На следующий день после Адамовича в «Возрождении» (1937, № 4080,28 мая) на избранное Георгия Иванова откликнулся Ходасевич. Его взволновали не «сны», а вполне конкретная проблема источника текста одного конкретного стихотворения Георгия Иванова, печатавшегося уже и раньше — и в «Последних новостях», и в «Розах». Вопрос ставится сначала чисто теоретический: почему «сами писатели, всегда очень ревниво оберегающие свою самостоятельность, самоличность, порой не боятся упрека в тех заимствованиях, которые регистрирует сравнительное литературоведение»? Для такого «цитатного» автора, как Георгий Иванов, вопрос не праздный. Обращаясь к опыту Пушкина, Ходасевич делает вывод кардинальный: «художникам самостоятельным» «безразлично, у кого красть – лишь бы краденое шло на пользу». Остается выяснить, насколько самостоятелен Георгий Иванов.

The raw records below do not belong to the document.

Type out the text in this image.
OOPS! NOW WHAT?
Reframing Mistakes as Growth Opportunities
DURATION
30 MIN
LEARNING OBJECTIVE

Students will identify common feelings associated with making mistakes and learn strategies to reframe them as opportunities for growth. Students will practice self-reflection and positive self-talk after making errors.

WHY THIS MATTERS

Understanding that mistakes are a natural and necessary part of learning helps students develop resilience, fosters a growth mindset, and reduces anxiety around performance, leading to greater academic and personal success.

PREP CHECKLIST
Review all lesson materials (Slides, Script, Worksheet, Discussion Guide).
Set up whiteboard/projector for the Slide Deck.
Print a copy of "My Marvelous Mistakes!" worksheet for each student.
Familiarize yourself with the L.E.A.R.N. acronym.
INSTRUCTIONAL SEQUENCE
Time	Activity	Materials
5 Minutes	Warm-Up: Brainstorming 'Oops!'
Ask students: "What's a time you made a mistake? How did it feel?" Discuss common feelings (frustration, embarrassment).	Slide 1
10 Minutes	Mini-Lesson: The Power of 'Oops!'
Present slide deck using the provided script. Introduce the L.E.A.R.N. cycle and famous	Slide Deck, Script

Сравнив стихотворение «В глубине, на самом дне сознанья…» с «оригиналом» стихотворением «В заботах каждого дня…», Ходасевич странным образом не видит в «копии» «ничего, кроме случайной реминисценции». Причислен ли тем самым Георгий Иванов к «художникам самостоятельным»? Нет. Потому что «художники самостоятельные», по Ходасевичу, не чета авторам «переимчивым», перенимающим у кумиров все, что им импонирует: «походку, прическу, жесты и прочее — вплоть до маленьких недостатков, вроде картавости или заикания». Грань между теми и другими, прямо скажем, неуловимая. Но — решающая: «переимчивые авторы подпадают влиянию только излюбленных авторов».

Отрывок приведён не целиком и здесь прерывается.